As you would expect with any Ecclestone idea, it is dividing opinion among fans on social media. Some like the thought while others are staunchly against it and it is the belief that a sport that attracts nearly $2bn in income each year cannot somehow support 11 or more functioning teams without them risking going out of business that has them angry.

In my opinion this goes down a potentially sustainable route for those who don't have the hundreds of millions to spend each year while keeping the Red Bull's and Ferrari's of the world happy.

10 teams equals 10 different cars

Where the 'Super GP2' idea fails, however, is that no-one wants a grid of 22 or more cars with just five different chassis' taking part.

IndyCar has that kind of format as Dallara produces the chassis and the teams simply run them at the races but that has never been the way in Formula 1.

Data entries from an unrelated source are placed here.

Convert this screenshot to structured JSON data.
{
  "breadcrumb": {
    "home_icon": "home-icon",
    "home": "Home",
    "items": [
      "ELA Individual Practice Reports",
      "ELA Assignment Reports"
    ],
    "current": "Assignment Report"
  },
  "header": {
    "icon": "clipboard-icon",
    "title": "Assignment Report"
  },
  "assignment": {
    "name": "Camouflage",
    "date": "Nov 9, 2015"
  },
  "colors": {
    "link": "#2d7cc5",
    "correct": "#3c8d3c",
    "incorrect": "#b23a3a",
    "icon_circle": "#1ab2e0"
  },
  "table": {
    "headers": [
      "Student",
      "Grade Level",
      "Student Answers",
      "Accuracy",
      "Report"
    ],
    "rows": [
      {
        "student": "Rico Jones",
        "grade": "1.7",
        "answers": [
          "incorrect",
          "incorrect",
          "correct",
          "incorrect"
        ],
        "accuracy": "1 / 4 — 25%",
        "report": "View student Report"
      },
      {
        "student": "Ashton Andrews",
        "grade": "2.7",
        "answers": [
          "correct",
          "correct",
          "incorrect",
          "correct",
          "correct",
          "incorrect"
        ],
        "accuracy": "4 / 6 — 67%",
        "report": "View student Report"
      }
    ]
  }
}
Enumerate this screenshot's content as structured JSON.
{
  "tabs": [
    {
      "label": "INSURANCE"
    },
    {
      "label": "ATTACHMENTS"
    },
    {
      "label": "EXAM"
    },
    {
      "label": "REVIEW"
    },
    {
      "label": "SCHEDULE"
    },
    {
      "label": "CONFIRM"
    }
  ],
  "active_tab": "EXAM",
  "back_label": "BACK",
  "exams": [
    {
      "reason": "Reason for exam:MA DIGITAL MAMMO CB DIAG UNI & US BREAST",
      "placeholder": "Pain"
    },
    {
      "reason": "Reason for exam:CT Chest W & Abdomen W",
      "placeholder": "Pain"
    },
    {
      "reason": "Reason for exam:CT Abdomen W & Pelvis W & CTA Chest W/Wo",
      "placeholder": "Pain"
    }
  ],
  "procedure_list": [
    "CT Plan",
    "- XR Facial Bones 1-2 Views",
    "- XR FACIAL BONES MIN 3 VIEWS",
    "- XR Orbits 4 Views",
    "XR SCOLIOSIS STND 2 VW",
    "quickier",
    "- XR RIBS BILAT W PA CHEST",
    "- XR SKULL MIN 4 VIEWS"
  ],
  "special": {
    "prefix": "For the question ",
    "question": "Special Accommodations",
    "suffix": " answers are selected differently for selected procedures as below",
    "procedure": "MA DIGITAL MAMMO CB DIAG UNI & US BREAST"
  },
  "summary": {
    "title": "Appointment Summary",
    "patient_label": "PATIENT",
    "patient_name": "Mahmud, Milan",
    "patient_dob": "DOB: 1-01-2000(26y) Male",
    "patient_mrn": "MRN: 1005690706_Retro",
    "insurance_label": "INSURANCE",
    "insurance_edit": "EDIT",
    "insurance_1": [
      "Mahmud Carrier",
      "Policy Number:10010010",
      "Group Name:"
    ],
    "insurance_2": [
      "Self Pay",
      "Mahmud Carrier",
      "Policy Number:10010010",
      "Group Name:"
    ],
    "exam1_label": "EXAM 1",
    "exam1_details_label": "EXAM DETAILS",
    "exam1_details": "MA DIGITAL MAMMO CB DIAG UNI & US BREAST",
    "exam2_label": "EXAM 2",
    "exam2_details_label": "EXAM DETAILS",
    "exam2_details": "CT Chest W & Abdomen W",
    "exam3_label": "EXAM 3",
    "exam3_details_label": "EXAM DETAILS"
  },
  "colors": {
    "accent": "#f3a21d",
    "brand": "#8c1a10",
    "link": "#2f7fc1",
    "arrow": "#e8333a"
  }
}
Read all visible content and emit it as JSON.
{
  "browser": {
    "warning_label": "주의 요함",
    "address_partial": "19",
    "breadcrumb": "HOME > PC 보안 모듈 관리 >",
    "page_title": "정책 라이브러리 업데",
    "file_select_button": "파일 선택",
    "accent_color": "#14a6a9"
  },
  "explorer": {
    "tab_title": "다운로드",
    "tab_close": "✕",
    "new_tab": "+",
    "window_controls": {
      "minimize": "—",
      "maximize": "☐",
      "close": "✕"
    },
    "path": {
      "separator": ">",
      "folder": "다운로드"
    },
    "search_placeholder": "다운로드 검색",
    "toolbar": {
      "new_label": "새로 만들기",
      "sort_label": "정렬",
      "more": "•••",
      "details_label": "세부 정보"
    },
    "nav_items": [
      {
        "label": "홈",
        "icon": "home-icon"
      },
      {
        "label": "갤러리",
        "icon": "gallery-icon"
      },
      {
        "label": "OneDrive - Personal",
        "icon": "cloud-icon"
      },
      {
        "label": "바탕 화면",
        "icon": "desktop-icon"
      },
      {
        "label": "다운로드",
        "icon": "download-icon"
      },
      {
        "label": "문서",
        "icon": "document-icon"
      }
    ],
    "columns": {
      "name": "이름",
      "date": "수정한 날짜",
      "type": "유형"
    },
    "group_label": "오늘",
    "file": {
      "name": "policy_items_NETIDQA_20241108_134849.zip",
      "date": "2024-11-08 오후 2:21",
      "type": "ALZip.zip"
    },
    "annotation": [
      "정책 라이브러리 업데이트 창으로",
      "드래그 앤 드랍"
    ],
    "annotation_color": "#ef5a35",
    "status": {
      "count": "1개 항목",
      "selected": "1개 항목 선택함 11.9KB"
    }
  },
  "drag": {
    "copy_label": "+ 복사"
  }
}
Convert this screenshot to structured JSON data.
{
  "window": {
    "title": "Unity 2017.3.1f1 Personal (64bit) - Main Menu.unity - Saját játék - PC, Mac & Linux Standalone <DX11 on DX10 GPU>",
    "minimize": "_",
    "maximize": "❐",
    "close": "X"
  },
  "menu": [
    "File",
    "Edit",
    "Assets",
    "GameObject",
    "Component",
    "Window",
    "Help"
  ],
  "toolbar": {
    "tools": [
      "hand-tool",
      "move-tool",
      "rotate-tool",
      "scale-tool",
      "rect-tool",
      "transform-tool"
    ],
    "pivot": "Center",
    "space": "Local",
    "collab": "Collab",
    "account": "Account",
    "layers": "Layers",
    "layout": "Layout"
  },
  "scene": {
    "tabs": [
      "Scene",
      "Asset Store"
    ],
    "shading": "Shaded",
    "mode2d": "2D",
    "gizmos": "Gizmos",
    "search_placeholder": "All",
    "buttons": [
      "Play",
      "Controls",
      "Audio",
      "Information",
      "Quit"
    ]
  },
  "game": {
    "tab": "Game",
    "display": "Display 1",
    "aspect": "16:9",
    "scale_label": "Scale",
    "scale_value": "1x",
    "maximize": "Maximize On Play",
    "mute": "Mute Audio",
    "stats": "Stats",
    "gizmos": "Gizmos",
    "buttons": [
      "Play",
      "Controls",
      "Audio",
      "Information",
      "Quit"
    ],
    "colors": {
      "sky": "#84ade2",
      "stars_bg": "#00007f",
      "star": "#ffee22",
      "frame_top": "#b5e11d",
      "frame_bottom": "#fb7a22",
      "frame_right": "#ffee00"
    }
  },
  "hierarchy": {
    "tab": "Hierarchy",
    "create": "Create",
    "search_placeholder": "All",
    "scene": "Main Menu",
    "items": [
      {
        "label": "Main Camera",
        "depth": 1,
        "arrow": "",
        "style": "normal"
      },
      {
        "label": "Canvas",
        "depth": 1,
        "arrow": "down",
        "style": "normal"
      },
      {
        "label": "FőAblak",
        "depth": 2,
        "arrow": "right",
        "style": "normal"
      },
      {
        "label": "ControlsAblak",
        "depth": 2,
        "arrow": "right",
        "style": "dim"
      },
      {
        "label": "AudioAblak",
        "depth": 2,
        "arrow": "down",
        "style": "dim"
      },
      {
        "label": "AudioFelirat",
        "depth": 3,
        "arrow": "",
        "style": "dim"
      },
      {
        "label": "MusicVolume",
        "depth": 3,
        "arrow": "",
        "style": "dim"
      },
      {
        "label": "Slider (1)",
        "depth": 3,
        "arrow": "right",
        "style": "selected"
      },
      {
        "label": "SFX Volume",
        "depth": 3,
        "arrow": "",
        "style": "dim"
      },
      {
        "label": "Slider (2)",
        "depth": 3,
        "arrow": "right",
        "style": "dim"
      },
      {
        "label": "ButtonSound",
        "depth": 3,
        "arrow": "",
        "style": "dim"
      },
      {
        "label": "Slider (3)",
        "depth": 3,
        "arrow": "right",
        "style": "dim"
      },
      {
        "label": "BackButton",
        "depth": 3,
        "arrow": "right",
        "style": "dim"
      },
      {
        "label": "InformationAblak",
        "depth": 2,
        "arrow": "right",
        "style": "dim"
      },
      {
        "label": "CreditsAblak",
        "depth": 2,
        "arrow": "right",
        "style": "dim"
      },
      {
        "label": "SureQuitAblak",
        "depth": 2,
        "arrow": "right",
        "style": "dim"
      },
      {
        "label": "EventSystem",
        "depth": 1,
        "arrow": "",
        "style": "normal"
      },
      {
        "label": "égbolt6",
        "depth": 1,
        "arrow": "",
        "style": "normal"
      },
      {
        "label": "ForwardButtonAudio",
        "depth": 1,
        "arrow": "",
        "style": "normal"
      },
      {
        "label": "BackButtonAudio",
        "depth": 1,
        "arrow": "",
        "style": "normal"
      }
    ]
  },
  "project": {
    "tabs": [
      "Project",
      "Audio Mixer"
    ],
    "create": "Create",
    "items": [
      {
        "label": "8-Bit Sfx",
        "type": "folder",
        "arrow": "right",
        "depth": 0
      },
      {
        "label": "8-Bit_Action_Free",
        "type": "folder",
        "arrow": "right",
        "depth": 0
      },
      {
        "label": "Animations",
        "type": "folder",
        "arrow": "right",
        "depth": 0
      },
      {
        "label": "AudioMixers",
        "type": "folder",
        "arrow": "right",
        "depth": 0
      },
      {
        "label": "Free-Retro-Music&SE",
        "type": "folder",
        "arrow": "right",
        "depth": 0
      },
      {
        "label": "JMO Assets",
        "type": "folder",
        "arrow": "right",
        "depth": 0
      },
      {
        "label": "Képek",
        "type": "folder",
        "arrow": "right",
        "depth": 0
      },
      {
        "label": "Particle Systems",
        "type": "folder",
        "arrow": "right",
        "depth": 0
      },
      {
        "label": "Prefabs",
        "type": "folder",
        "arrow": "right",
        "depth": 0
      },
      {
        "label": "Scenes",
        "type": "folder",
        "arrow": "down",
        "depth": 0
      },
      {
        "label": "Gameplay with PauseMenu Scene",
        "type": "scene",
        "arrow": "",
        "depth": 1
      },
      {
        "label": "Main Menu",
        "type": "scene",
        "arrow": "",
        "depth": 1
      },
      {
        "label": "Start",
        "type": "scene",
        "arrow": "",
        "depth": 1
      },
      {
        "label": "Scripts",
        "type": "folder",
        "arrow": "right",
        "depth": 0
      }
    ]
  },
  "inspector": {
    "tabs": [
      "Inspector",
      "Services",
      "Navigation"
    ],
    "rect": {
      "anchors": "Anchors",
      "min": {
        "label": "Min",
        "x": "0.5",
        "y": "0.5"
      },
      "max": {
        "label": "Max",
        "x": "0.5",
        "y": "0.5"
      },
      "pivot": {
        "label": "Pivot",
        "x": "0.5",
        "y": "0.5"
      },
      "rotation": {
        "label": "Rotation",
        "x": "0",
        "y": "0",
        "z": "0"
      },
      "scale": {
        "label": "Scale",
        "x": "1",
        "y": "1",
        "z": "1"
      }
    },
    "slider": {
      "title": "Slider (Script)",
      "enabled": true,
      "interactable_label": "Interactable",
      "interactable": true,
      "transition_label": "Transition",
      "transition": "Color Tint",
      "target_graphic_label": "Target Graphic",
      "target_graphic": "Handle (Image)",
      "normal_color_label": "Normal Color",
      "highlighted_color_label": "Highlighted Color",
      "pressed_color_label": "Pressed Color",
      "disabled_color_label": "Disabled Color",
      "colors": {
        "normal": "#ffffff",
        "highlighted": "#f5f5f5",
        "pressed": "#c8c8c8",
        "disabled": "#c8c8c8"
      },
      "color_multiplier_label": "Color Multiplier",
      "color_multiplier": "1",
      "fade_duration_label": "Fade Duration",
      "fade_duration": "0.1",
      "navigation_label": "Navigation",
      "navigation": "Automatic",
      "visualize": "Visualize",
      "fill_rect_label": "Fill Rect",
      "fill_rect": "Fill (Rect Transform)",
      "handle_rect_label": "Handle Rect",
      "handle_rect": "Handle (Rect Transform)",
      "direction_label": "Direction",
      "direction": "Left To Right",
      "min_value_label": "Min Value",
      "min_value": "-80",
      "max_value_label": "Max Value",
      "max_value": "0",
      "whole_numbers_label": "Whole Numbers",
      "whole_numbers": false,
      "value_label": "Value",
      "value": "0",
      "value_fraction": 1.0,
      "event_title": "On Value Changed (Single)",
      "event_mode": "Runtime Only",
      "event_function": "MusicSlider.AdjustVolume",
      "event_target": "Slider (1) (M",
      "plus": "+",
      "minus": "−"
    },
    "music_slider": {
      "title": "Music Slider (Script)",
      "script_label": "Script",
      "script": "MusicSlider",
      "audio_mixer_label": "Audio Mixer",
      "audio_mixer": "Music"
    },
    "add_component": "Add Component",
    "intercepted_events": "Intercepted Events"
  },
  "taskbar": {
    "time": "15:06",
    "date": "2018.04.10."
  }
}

Each team should produce their own car and while engines and gearboxes and Energy Recovery System's (ERS) are obviously sold by the three or soon-to-be four suppliers, that is as far as it should go.

Two-tier is the way forward

As I have said before, however, I do think a secondary championship could be the way forward.

Simply place restrictions on things such as aerodynamic upgrades, which are among the biggest cost makers in the sport right now, and maybe tweak the engines so they don't match those used by the 'big five'.

That would mean Sauber and Co. don't have to try and match the likes of Red Bull and Mercedes meaning they don't have to spend more than their bank accounts suggests but they are still their own team and they have something to fight for.

The current F1 model doesn't work and the smaller teams have to accept that with all their kicking and screaming they are never going to get much sympathy from Ferrari and Red Bull.

Therefore they need to accept that the way the sport works will have to change particularly for them but I believe my two-tier F1 is far more viable than Ecclestone's 'Super GP2'.